TableTopSecurity is a collaborative research project to investigate the use of games both in and out of classroom for computer security education. We work on security exercises, educational puzzles, non-digital games and a variety of methods to engage students in thinking adversarially about systems in responsible and accessible contexts.
Mark Gondree is an Assistant Professor in the Computer Science Department at Sonoma State University. He is interested in removing technical barriers to topics in compputer security, to widen dialogies about computer security ethics, personal responsibility online, careers in computer security and technical concepts. He believes students in all disciplines benefit from exercising fun, analytical problem-solving and engaging in thinking about systems adversarially. He believes computer security as a field benefits from increased diversity and more interdisciplinary dialogues, enabled by such accessibility.

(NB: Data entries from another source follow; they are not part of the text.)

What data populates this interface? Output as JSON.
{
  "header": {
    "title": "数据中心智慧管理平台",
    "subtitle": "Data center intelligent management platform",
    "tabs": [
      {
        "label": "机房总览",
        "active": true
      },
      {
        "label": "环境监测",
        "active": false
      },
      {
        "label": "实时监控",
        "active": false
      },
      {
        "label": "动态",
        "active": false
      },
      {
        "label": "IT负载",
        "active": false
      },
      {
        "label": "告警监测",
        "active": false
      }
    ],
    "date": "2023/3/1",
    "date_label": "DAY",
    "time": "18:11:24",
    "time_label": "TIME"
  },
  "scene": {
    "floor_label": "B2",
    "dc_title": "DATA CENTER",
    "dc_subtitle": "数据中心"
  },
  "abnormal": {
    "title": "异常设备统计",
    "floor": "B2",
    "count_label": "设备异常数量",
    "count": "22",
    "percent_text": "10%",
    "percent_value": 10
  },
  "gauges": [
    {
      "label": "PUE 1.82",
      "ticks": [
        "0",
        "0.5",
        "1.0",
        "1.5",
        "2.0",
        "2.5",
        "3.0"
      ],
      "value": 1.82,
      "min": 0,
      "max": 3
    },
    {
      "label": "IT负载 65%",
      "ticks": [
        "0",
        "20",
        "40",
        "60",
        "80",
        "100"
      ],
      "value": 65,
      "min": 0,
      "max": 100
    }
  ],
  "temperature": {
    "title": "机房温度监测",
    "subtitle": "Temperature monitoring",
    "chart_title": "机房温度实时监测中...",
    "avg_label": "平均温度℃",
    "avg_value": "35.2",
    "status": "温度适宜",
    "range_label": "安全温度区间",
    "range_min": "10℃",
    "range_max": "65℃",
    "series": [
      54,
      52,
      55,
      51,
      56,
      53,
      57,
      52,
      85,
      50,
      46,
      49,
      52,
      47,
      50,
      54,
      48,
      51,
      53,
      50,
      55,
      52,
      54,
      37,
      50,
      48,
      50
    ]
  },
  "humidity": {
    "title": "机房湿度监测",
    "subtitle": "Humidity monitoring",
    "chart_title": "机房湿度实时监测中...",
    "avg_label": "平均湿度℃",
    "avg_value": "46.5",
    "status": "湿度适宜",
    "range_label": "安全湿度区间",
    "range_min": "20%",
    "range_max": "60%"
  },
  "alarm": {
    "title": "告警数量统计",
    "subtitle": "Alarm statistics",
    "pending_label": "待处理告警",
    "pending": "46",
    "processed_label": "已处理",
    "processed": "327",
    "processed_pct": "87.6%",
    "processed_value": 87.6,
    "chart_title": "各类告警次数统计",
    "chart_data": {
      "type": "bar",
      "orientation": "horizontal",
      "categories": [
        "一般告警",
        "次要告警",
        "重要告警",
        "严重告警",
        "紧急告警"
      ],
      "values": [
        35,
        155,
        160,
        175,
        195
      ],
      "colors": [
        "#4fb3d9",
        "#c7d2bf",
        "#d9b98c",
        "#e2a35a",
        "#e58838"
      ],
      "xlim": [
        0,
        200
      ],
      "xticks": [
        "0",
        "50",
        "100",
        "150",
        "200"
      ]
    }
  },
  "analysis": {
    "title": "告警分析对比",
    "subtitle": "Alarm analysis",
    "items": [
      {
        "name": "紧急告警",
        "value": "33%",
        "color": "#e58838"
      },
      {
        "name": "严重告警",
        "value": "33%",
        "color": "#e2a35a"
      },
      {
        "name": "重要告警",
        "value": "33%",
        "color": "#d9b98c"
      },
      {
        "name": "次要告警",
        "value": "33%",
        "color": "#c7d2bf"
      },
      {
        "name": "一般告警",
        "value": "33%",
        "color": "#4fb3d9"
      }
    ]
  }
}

Zachary Peterson is an Assistant Professor in the Computer Science Department in the College of Engineering at the California Polytechnic State University (Cal Poly) in San Luis Obispo, CA. He is very interested in engaging students of all ages in science, technology, engineering and mathematic (STEM) disciplines, and in particular, computer security and privacy. He is currently developing non-digital games that are designed to remove traditional barriers associated with using a computer, improve security literacy, and introduce students to new career paths related to security and engineering. His first game, [d0x3d!], introduces network security concepts, terminology and cooperative and adversarial thinking to high school and undergraduate students.
Jose C. Coria is a Computer Science instructor in the Advance Technology division at Hartnell College in Salinas, CA. He is interested in using gamification to create engaging computer security lessons. He is passionate about introducing underrepresented groups to the computer science field.